All of these realizations will shake you out of your writing rut. You’ll gain a new appreciation for the power of extrapolation, discover the importance of truth in fiction and rediscover the key to drama lies in fictionalizing the truth.

By comparing Fred Waitzkin’s memoir to the movie you will also see how simple pieces of any life can evolve into an action packed story without the weight of backstory. Strong action is the result of material chosen wisely.

And for writers addicted, or rather dependent, on workshops and craft books there is no better advice than that of Josh’s teacher Bruce Pandolfini: I am only here to help you look. You have to find the answer yourself.

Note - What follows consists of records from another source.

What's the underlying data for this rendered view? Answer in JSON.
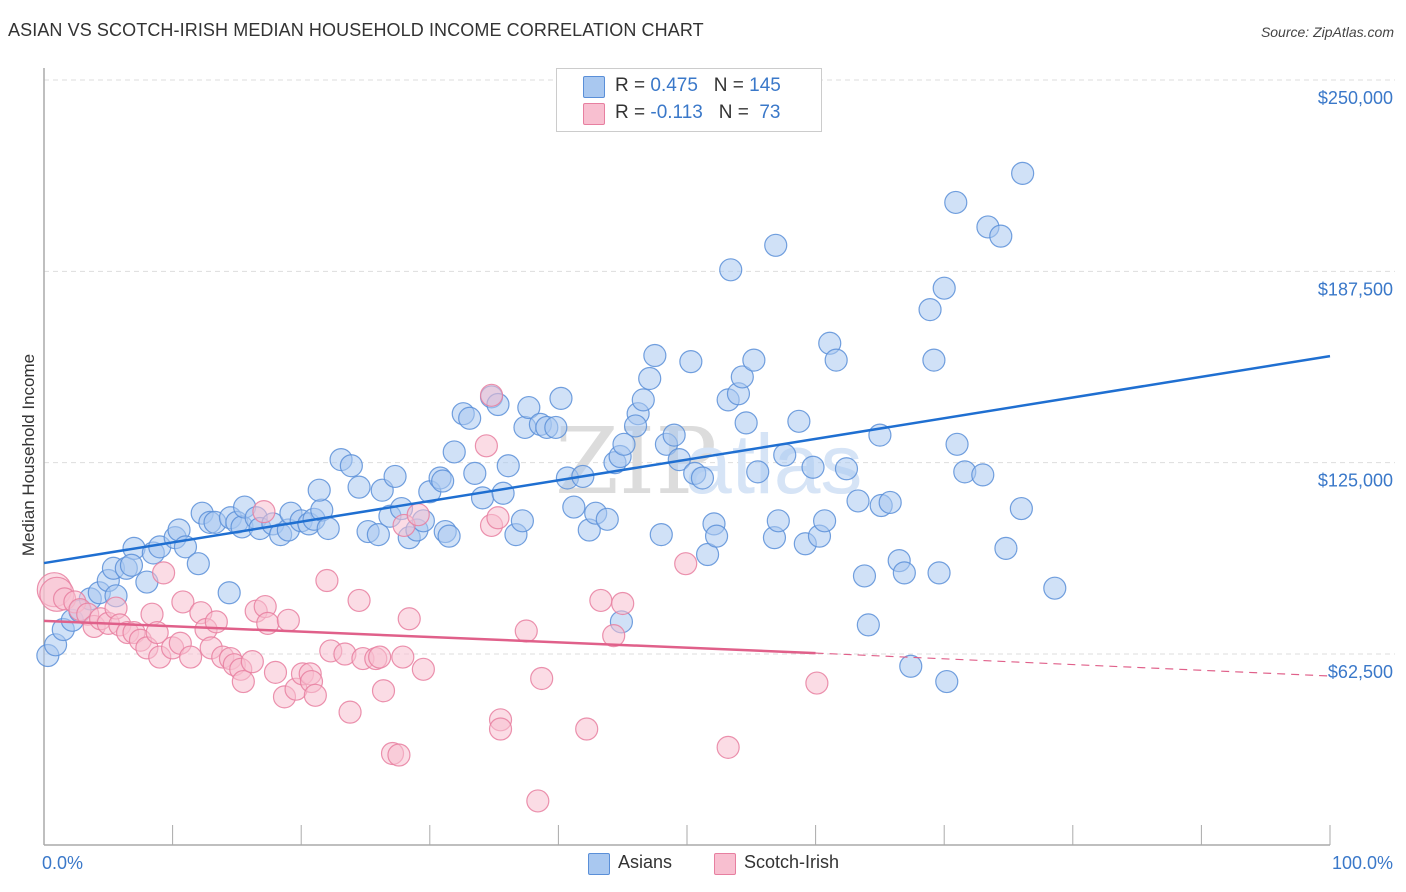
{
  "header": {
    "title": "ASIAN VS SCOTCH-IRISH MEDIAN HOUSEHOLD INCOME CORRELATION CHART",
    "source": "Source: ZipAtlas.com"
  },
  "legend": {
    "rows": [
      {
        "r_label": "R = ",
        "r_value": "0.475",
        "n_label": "N = ",
        "n_value": "145",
        "color": "#a9c8f0",
        "border": "#5a8fd8"
      },
      {
        "r_label": "R = ",
        "r_value": "-0.113",
        "n_label": "N = ",
        "n_value": " 73",
        "color": "#f8bfd0",
        "border": "#e77fa0"
      }
    ]
  },
  "bottom_legend": [
    {
      "label": "Asians",
      "color": "#a9c8f0",
      "border": "#5a8fd8"
    },
    {
      "label": "Scotch-Irish",
      "color": "#f8bfd0",
      "border": "#e77fa0"
    }
  ],
  "watermark": {
    "zip": "ZIP",
    "atlas": "atlas"
  },
  "chart_data": {
    "type": "scatter",
    "title": "ASIAN VS SCOTCH-IRISH MEDIAN HOUSEHOLD INCOME CORRELATION CHART",
    "xlabel": "",
    "ylabel": "Median Household Income",
    "xlim": [
      0,
      100
    ],
    "ylim": [
      10000,
      260000
    ],
    "x_tick_labels": [
      "0.0%",
      "100.0%"
    ],
    "x_ticks": [
      0,
      10,
      20,
      30,
      40,
      50,
      60,
      70,
      80,
      90,
      100
    ],
    "y_ticks": [
      62500,
      125000,
      187500,
      250000
    ],
    "y_tick_labels": [
      "$62,500",
      "$125,000",
      "$187,500",
      "$250,000"
    ],
    "grid": "horizontal-dashed",
    "legend_position": "top-center",
    "series": [
      {
        "name": "Asians",
        "color": "#5a8fd8",
        "fill": "#a9c8f0",
        "R": 0.475,
        "N": 145,
        "trend": {
          "x": [
            0,
            100
          ],
          "y": [
            92200,
            159800
          ],
          "style": "solid",
          "color": "#1f6fd1"
        },
        "points": [
          [
            0.3,
            62000
          ],
          [
            0.9,
            65500
          ],
          [
            1.5,
            70500
          ],
          [
            2.2,
            73500
          ],
          [
            2.8,
            76500
          ],
          [
            3.6,
            80500
          ],
          [
            4.3,
            82500
          ],
          [
            5.0,
            86500
          ],
          [
            5.6,
            81500
          ],
          [
            5.4,
            90500
          ],
          [
            6.4,
            90500
          ],
          [
            7.0,
            97000
          ],
          [
            6.8,
            91500
          ],
          [
            8.0,
            86000
          ],
          [
            8.5,
            95500
          ],
          [
            9.0,
            97500
          ],
          [
            10.2,
            100500
          ],
          [
            10.5,
            103000
          ],
          [
            11.0,
            97500
          ],
          [
            12.0,
            92000
          ],
          [
            12.3,
            108500
          ],
          [
            12.9,
            105500
          ],
          [
            13.3,
            105500
          ],
          [
            14.5,
            107000
          ],
          [
            15.0,
            105500
          ],
          [
            15.4,
            104000
          ],
          [
            14.4,
            82500
          ],
          [
            15.6,
            110500
          ],
          [
            16.5,
            107000
          ],
          [
            16.8,
            103500
          ],
          [
            17.8,
            105000
          ],
          [
            18.4,
            101500
          ],
          [
            19.0,
            103000
          ],
          [
            19.2,
            108500
          ],
          [
            20.0,
            106000
          ],
          [
            20.6,
            105000
          ],
          [
            21.0,
            106500
          ],
          [
            21.6,
            109500
          ],
          [
            21.4,
            116000
          ],
          [
            22.1,
            103500
          ],
          [
            23.1,
            126000
          ],
          [
            23.9,
            124000
          ],
          [
            24.5,
            117000
          ],
          [
            25.2,
            102500
          ],
          [
            26.0,
            101500
          ],
          [
            26.3,
            116000
          ],
          [
            26.9,
            107500
          ],
          [
            27.3,
            120500
          ],
          [
            27.8,
            110000
          ],
          [
            28.4,
            100500
          ],
          [
            29.0,
            103000
          ],
          [
            29.5,
            106000
          ],
          [
            30.0,
            115500
          ],
          [
            30.8,
            120000
          ],
          [
            31.2,
            102500
          ],
          [
            31.9,
            128500
          ],
          [
            31.5,
            101000
          ],
          [
            32.6,
            141000
          ],
          [
            33.1,
            139500
          ],
          [
            31.0,
            119000
          ],
          [
            33.5,
            121500
          ],
          [
            34.1,
            113500
          ],
          [
            34.8,
            146500
          ],
          [
            35.3,
            144000
          ],
          [
            35.7,
            115000
          ],
          [
            36.1,
            124000
          ],
          [
            37.4,
            136500
          ],
          [
            36.7,
            101500
          ],
          [
            37.2,
            106000
          ],
          [
            37.7,
            143000
          ],
          [
            38.6,
            137500
          ],
          [
            39.1,
            136500
          ],
          [
            39.8,
            136500
          ],
          [
            40.2,
            146000
          ],
          [
            40.7,
            120000
          ],
          [
            41.2,
            110500
          ],
          [
            41.9,
            120500
          ],
          [
            42.4,
            103000
          ],
          [
            42.9,
            108500
          ],
          [
            43.8,
            106500
          ],
          [
            44.4,
            125000
          ],
          [
            44.8,
            127000
          ],
          [
            45.1,
            131000
          ],
          [
            44.9,
            73000
          ],
          [
            46.2,
            141000
          ],
          [
            46.6,
            145500
          ],
          [
            47.1,
            152500
          ],
          [
            47.5,
            160000
          ],
          [
            46.0,
            137000
          ],
          [
            48.0,
            101500
          ],
          [
            48.4,
            131000
          ],
          [
            49.0,
            134000
          ],
          [
            49.4,
            126000
          ],
          [
            50.3,
            158000
          ],
          [
            50.6,
            121500
          ],
          [
            51.2,
            120000
          ],
          [
            51.6,
            95000
          ],
          [
            52.1,
            105000
          ],
          [
            52.3,
            101000
          ],
          [
            53.2,
            145500
          ],
          [
            53.4,
            188000
          ],
          [
            54.0,
            147500
          ],
          [
            54.3,
            153000
          ],
          [
            55.2,
            158500
          ],
          [
            54.6,
            138000
          ],
          [
            55.5,
            122000
          ],
          [
            56.8,
            100500
          ],
          [
            57.1,
            106000
          ],
          [
            56.9,
            196000
          ],
          [
            57.6,
            127500
          ],
          [
            58.7,
            138500
          ],
          [
            59.2,
            98500
          ],
          [
            60.3,
            101000
          ],
          [
            60.7,
            106000
          ],
          [
            59.8,
            123500
          ],
          [
            61.1,
            164000
          ],
          [
            61.6,
            158500
          ],
          [
            62.4,
            123000
          ],
          [
            63.3,
            112500
          ],
          [
            63.8,
            88000
          ],
          [
            64.1,
            72000
          ],
          [
            65.0,
            134000
          ],
          [
            65.1,
            111000
          ],
          [
            65.8,
            112000
          ],
          [
            66.5,
            93000
          ],
          [
            66.9,
            89000
          ],
          [
            67.4,
            58500
          ],
          [
            68.9,
            175000
          ],
          [
            69.2,
            158500
          ],
          [
            69.6,
            89000
          ],
          [
            70.0,
            182000
          ],
          [
            70.9,
            210000
          ],
          [
            71.6,
            122000
          ],
          [
            73.4,
            202000
          ],
          [
            74.4,
            199000
          ],
          [
            76.1,
            219500
          ],
          [
            78.6,
            84000
          ],
          [
            76.0,
            110000
          ],
          [
            70.2,
            53500
          ],
          [
            71.0,
            131000
          ],
          [
            73.0,
            121000
          ],
          [
            74.8,
            97000
          ]
        ]
      },
      {
        "name": "Scotch-Irish",
        "color": "#e77fa0",
        "fill": "#f8bfd0",
        "R": -0.113,
        "N": 73,
        "trend": {
          "x": [
            0,
            60,
            100
          ],
          "y": [
            73300,
            62800,
            55300
          ],
          "style": "solid-then-dashed",
          "solid_until": 60,
          "color": "#e0608a"
        },
        "points": [
          [
            0.8,
            83500
          ],
          [
            1.0,
            82000
          ],
          [
            1.6,
            80500
          ],
          [
            2.4,
            79500
          ],
          [
            2.8,
            77000
          ],
          [
            3.4,
            75500
          ],
          [
            3.9,
            71500
          ],
          [
            4.4,
            74000
          ],
          [
            5.0,
            72500
          ],
          [
            5.6,
            77500
          ],
          [
            5.9,
            72000
          ],
          [
            6.5,
            69500
          ],
          [
            7.0,
            69500
          ],
          [
            7.5,
            67000
          ],
          [
            8.0,
            64500
          ],
          [
            8.4,
            75500
          ],
          [
            8.8,
            69500
          ],
          [
            9.0,
            61500
          ],
          [
            9.3,
            89000
          ],
          [
            10.0,
            64500
          ],
          [
            10.6,
            66000
          ],
          [
            10.8,
            79500
          ],
          [
            11.4,
            61500
          ],
          [
            12.2,
            76000
          ],
          [
            12.6,
            70500
          ],
          [
            13.0,
            64500
          ],
          [
            13.4,
            73000
          ],
          [
            13.9,
            61500
          ],
          [
            14.5,
            61000
          ],
          [
            14.8,
            59000
          ],
          [
            15.3,
            57500
          ],
          [
            15.5,
            53500
          ],
          [
            16.2,
            60000
          ],
          [
            16.5,
            76500
          ],
          [
            17.2,
            78000
          ],
          [
            17.4,
            72500
          ],
          [
            17.1,
            109000
          ],
          [
            18.0,
            56500
          ],
          [
            18.7,
            48500
          ],
          [
            19.0,
            73500
          ],
          [
            19.6,
            51000
          ],
          [
            20.1,
            56000
          ],
          [
            20.7,
            56000
          ],
          [
            20.8,
            53500
          ],
          [
            21.1,
            49000
          ],
          [
            22.0,
            86500
          ],
          [
            22.3,
            63500
          ],
          [
            23.4,
            62500
          ],
          [
            23.8,
            43500
          ],
          [
            24.5,
            80000
          ],
          [
            24.8,
            61000
          ],
          [
            25.8,
            61000
          ],
          [
            26.1,
            61500
          ],
          [
            26.4,
            50500
          ],
          [
            27.1,
            30000
          ],
          [
            27.6,
            29500
          ],
          [
            27.9,
            61500
          ],
          [
            28.0,
            104500
          ],
          [
            28.4,
            74000
          ],
          [
            29.1,
            108000
          ],
          [
            29.5,
            57500
          ],
          [
            34.4,
            130500
          ],
          [
            34.8,
            104500
          ],
          [
            35.3,
            107000
          ],
          [
            35.5,
            41000
          ],
          [
            35.5,
            38000
          ],
          [
            37.5,
            70000
          ],
          [
            38.4,
            14500
          ],
          [
            38.7,
            54500
          ],
          [
            42.2,
            38000
          ],
          [
            43.3,
            80000
          ],
          [
            44.3,
            68500
          ],
          [
            45.0,
            79000
          ],
          [
            49.9,
            92000
          ],
          [
            53.2,
            32000
          ],
          [
            60.1,
            53000
          ],
          [
            34.8,
            147000
          ]
        ]
      }
    ]
  }
}
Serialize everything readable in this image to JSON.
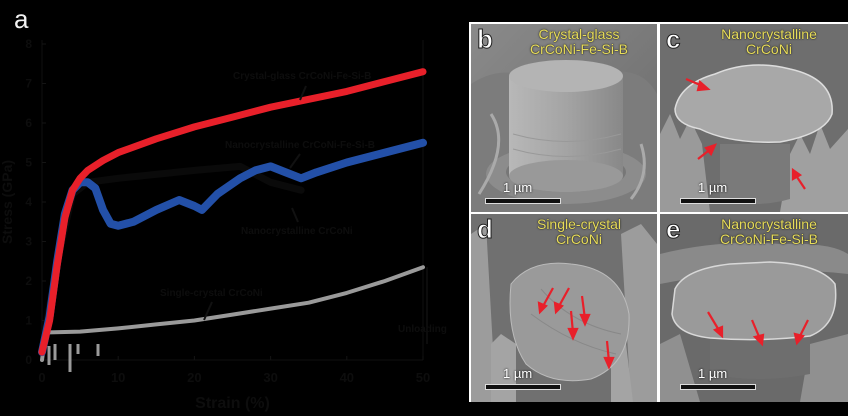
{
  "figure": {
    "panel_labels": [
      "a",
      "b",
      "c",
      "d",
      "e"
    ]
  },
  "chart_data": {
    "type": "line",
    "title": "",
    "xlabel": "Strain (%)",
    "ylabel": "Stress (GPa)",
    "xlim": [
      0,
      50
    ],
    "ylim": [
      0,
      8
    ],
    "x_ticks": [
      0,
      10,
      20,
      30,
      40,
      50
    ],
    "y_ticks": [
      0,
      1,
      2,
      3,
      4,
      5,
      6,
      7,
      8
    ],
    "grid": false,
    "legend": "inline annotations with arrows",
    "series": [
      {
        "name": "Crystal-glass CrCoNi-Fe-Si-B",
        "color": "#e8202a",
        "x": [
          0,
          1,
          2,
          3,
          4,
          5,
          6,
          8,
          10,
          15,
          20,
          25,
          30,
          35,
          40,
          45,
          50
        ],
        "y": [
          0.2,
          1.0,
          2.4,
          3.6,
          4.3,
          4.6,
          4.8,
          5.05,
          5.25,
          5.6,
          5.9,
          6.15,
          6.4,
          6.6,
          6.8,
          7.05,
          7.3
        ]
      },
      {
        "name": "Nanocrystalline CrCoNi-Fe-Si-B",
        "color": "#2350a8",
        "x": [
          0,
          1,
          2,
          3,
          4,
          5,
          6,
          7,
          8,
          9,
          10,
          12,
          15,
          18,
          20,
          21,
          23,
          26,
          28,
          30,
          32,
          34,
          36,
          40,
          45,
          50
        ],
        "y": [
          0.2,
          1.1,
          2.5,
          3.7,
          4.3,
          4.5,
          4.5,
          4.35,
          3.8,
          3.45,
          3.4,
          3.5,
          3.8,
          4.05,
          3.9,
          3.8,
          4.2,
          4.6,
          4.8,
          4.9,
          4.75,
          4.6,
          4.75,
          5.0,
          5.25,
          5.5
        ]
      },
      {
        "name": "Nanocrystalline CrCoNi",
        "color": "#0a0a0a",
        "x": [
          0,
          2,
          4,
          6,
          10,
          20,
          26,
          30,
          34
        ],
        "y": [
          0.2,
          2.5,
          4.2,
          4.5,
          4.6,
          4.8,
          4.9,
          4.5,
          4.3
        ]
      },
      {
        "name": "Single-crystal CrCoNi",
        "color": "#9a9a9a",
        "x": [
          0,
          0.5,
          1,
          5,
          10,
          15,
          20,
          25,
          30,
          35,
          40,
          45,
          50
        ],
        "y": [
          0,
          0.7,
          0.7,
          0.72,
          0.8,
          0.9,
          1.0,
          1.15,
          1.3,
          1.45,
          1.7,
          2.0,
          2.35
        ]
      }
    ],
    "annotations": [
      {
        "text": "Crystal-glass CrCoNi-Fe-Si-B",
        "target_series": "Crystal-glass CrCoNi-Fe-Si-B"
      },
      {
        "text": "Nanocrystalline CrCoNi-Fe-Si-B",
        "target_series": "Nanocrystalline CrCoNi-Fe-Si-B"
      },
      {
        "text": "Nanocrystalline CrCoNi",
        "target_series": "Nanocrystalline CrCoNi"
      },
      {
        "text": "Single-crystal CrCoNi",
        "target_series": "Single-crystal CrCoNi"
      },
      {
        "text": "Unloading",
        "x": 50,
        "y": 0.5
      }
    ]
  },
  "chart": {
    "panel_letter": "a",
    "xlabel": "Strain (%)",
    "ylabel": "Stress (GPa)",
    "x_tick_labels": [
      "0",
      "10",
      "20",
      "30",
      "40",
      "50"
    ],
    "y_tick_labels": [
      "0",
      "1",
      "2",
      "3",
      "4",
      "5",
      "6",
      "7",
      "8"
    ],
    "annotation_crystal_glass": "Crystal-glass CrCoNi-Fe-Si-B",
    "annotation_nano_fesib": "Nanocrystalline CrCoNi-Fe-Si-B",
    "annotation_nano": "Nanocrystalline CrCoNi",
    "annotation_single": "Single-crystal CrCoNi",
    "annotation_unloading": "Unloading"
  },
  "sem_panels": [
    {
      "letter": "b",
      "title_line1": "Crystal-glass",
      "title_line2": "CrCoNi-Fe-Si-B",
      "scale": "1 µm",
      "arrow_color": "#e8202a"
    },
    {
      "letter": "c",
      "title_line1": "Nanocrystalline",
      "title_line2": "CrCoNi",
      "scale": "1 µm",
      "arrow_color": "#e8202a"
    },
    {
      "letter": "d",
      "title_line1": "Single-crystal",
      "title_line2": "CrCoNi",
      "scale": "1 µm",
      "arrow_color": "#e8202a"
    },
    {
      "letter": "e",
      "title_line1": "Nanocrystalline",
      "title_line2": "CrCoNi-Fe-Si-B",
      "scale": "1 µm",
      "arrow_color": "#e8202a"
    }
  ]
}
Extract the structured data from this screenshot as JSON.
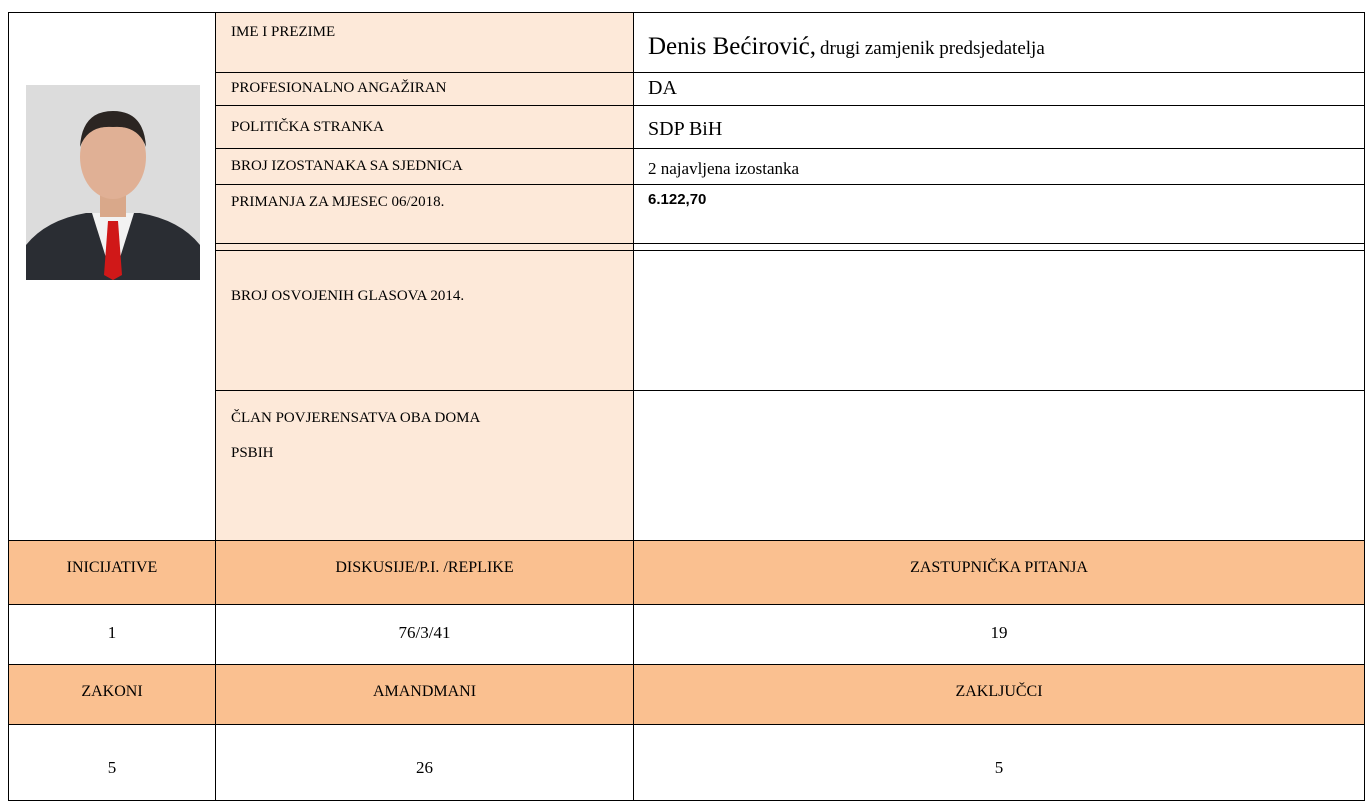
{
  "info_rows": [
    {
      "label": "IME I PREZIME",
      "value": "Denis Bećirović,",
      "note": "drugi zamjenik predsjedatelja"
    },
    {
      "label": "PROFESIONALNO ANGAŽIRAN",
      "value": "DA"
    },
    {
      "label": "POLITIČKA STRANKA",
      "value": "SDP BiH"
    },
    {
      "label": "BROJ IZOSTANAKA SA SJEDNICA",
      "value": "2 najavljena izostanka"
    },
    {
      "label": "PRIMANJA ZA MJESEC 06/2018.",
      "value": "6.122,70"
    },
    {
      "label": "BROJ OSVOJENIH GLASOVA 2014."
    },
    {
      "label": "ČLAN POVJERENSATVA OBA DOMA PSBIH"
    }
  ],
  "stats": {
    "rows": [
      [
        "INICIJATIVE",
        "DISKUSIJE/P.I. /REPLIKE",
        "ZASTUPNIČKA PITANJA"
      ],
      [
        1,
        "76/3/41",
        19
      ],
      [
        "ZAKONI",
        "AMANDMANI",
        "ZAKLJUČCI"
      ],
      [
        5,
        26,
        5
      ]
    ]
  }
}
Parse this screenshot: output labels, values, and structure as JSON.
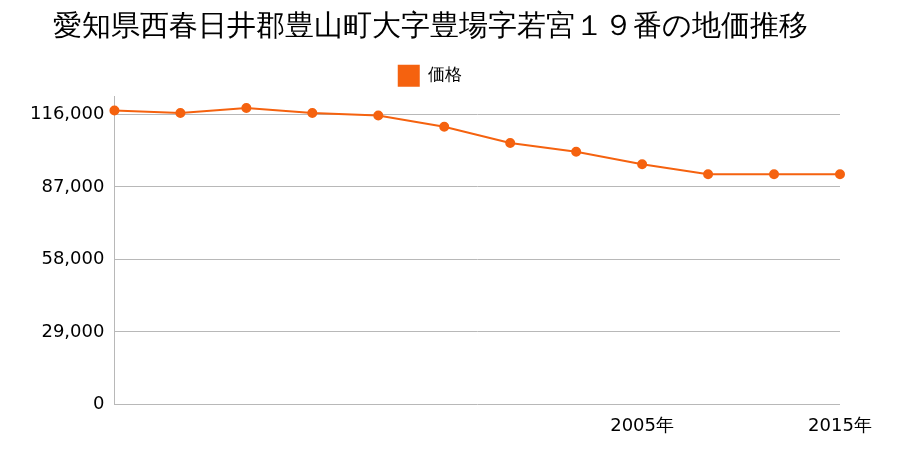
{
  "chart_data": {
    "type": "line",
    "title": "愛知県西春日井郡豊山町大字豊場字若宮１９番の地価推移",
    "categories": [
      null,
      null,
      null,
      null,
      null,
      null,
      null,
      null,
      "2005年",
      null,
      null,
      "2015年"
    ],
    "series": [
      {
        "name": "価格",
        "color": "#f5620f",
        "values": [
          117500,
          116500,
          118500,
          116500,
          115500,
          111000,
          104500,
          101000,
          96000,
          92000,
          92000,
          92000
        ]
      }
    ],
    "ylim": [
      0,
      123000
    ],
    "yticks": [
      0,
      {
        "value": 29000,
        "label": "29,000"
      },
      {
        "value": 58000,
        "label": "58,000"
      },
      {
        "value": 87000,
        "label": "87,000"
      },
      {
        "value": 116000,
        "label": "116,000"
      }
    ],
    "grid": true,
    "legend": "top",
    "marker": "circle",
    "line_style": "solid"
  }
}
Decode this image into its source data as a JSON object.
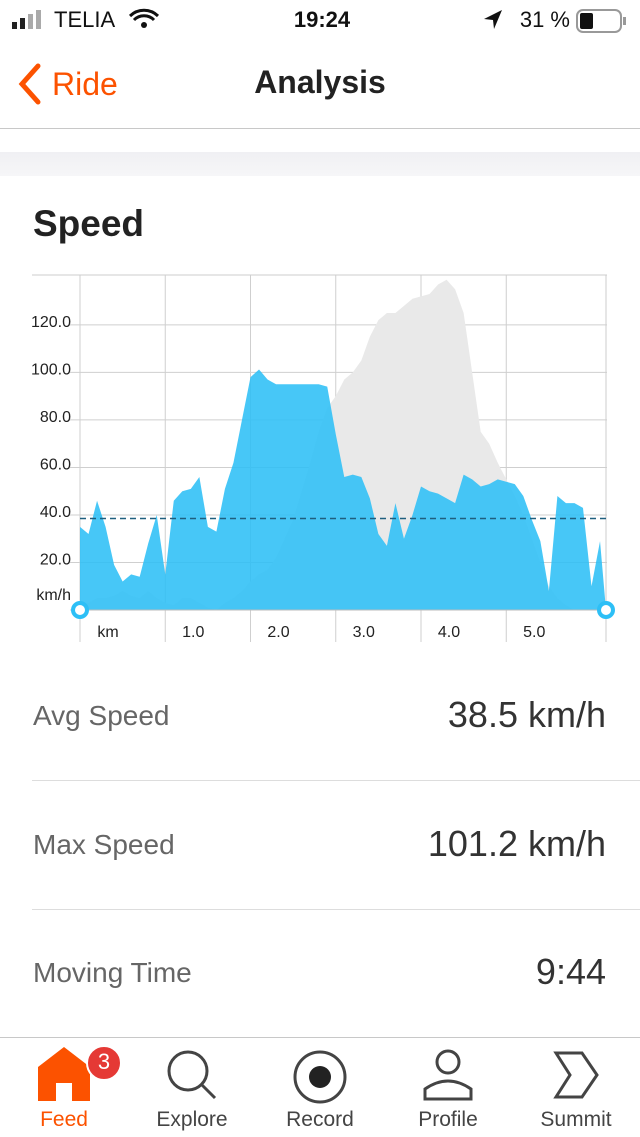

But Searching for Bobby Fischer is a compelling read even if you don’t write. And an ability to play chess isn’t a requirement to appreciate the journey of this father and son.

Readers will invest in Josh and Fred Waitzkin because they are flesh and blood, flawed and conflicted. Their shared goal, which becomes an obsession, leads Fred to fear he may fail as a father. While Josh—who plays like a Russian grandmaster at the age of seven and is adamant about hanging on to first place because “only first place means anything,”—sometimes only wants to act his age. “If I do good, will you buy me a vanilla shake at Bob Smiths?”

We root for Fred and Josh no differently than we do for the most complex of fictional characters. Their journey becomes our own. Even after seeing the movie countless times, I still couldn’t turn the pages fast enough—especially near the end.

I can’t imagine anyone reading this memoir without being moved. The single-minded passion of Fischer, the Waitzkins’ love of the game, and the sacrifices of the chess players in Russia and Washington Square Park in New York are an inspiration to everyone with a dream.

Searching for Bobby Fischer reminds us to remember the love of the quest, for love is what carries us through the highs and lows.

Strengthen your openings and master your endgame with Searching for Bobby Fischer.